Coriel, soft-spoken and tall, says he'd be upset if a family only wanted to adopt Raven and not the other two.

"I'd be kind of angry and determined that I want to stay with my sister," he says.

Raven, who pulls nervously at her cheeks, says she wouldn't go.

"I don't want to stay there," she says.

Raven admits to feeling sad when thinking about the difference between her and her schoolmates.

"They have their parents and I don't," she says.

If the siblings aren't adopted, they have a backup plan. Shanteal, who wasn't available to be interviewed, plans on adopting her siblings when she turns 18.

"Shanteal is like a mother to them," says the children's caseworker, Diana Gonzalez. "They have an intense bond between them."

"If we can be adopted before then, it will be great," says Coriel. "But I know my sister is smart and very capable."

Lisa Herman and her husband, Richard, run the home in which Coriel lives.

"These are precious kids without a family," she says. "People need to realize we can make room for one more or three."

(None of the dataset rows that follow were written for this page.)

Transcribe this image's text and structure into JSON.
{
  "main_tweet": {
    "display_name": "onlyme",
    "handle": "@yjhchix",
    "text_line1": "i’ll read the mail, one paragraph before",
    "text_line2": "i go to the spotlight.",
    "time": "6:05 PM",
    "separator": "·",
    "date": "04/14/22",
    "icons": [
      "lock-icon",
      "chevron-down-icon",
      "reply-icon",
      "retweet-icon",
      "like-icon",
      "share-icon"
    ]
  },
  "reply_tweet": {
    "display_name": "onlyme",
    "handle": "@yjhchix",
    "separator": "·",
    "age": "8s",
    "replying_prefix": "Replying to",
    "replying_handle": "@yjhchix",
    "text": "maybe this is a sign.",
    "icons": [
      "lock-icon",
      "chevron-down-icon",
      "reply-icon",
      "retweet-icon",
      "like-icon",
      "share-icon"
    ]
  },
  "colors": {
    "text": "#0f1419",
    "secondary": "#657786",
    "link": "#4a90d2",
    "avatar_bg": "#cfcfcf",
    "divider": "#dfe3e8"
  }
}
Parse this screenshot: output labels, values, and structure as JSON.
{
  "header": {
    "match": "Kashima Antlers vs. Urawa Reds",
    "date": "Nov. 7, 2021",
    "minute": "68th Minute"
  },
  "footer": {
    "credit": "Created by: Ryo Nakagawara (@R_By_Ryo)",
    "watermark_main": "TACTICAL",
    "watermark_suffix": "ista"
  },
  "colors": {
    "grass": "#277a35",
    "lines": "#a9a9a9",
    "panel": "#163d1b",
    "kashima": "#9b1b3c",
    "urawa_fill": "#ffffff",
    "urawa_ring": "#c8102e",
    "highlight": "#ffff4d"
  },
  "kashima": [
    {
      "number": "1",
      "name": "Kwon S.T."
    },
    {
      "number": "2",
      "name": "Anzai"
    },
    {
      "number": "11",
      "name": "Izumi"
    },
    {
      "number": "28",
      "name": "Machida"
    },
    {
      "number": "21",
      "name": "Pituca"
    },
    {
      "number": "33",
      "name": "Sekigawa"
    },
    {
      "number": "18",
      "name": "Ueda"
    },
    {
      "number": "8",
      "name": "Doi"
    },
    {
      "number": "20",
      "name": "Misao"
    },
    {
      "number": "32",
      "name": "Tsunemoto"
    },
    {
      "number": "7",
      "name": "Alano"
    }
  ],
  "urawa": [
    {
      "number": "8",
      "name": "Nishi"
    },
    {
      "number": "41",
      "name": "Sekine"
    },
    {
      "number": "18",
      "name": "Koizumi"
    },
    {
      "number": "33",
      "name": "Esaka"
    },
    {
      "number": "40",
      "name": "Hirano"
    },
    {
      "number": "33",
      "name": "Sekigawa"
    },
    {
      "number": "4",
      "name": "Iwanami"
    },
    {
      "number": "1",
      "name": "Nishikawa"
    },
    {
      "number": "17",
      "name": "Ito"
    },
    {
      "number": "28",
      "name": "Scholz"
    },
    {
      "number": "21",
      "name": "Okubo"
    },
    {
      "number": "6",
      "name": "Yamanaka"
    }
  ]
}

On Thursday, Shanteal, Coriel and Raven will eat their Thanksgiving dinners in different houses. Where they'll eat next year, no one knows. If they're not adopted by a family, Coriel says that he and his sisters, when they become adults, will celebrate the holidays together, in the comfort of the only family they truly know: each other.

Like Kimberley and other children who aren't adopted, it will be left to them to create their own gathering place and traditions. They stand at the table of a nation's table waiting to be asked to take a seat and become a permanent member of a family.

In this season of thanks, it's left to a 13-year-old to remind us what the seasons of our lives should be about. This is Coriel explaining why he wants to work with children.

"I don't want them to have to go through the same thing I did. I can prevent it. I hate to see children cry. They don't have to cry. Somebody's there to help."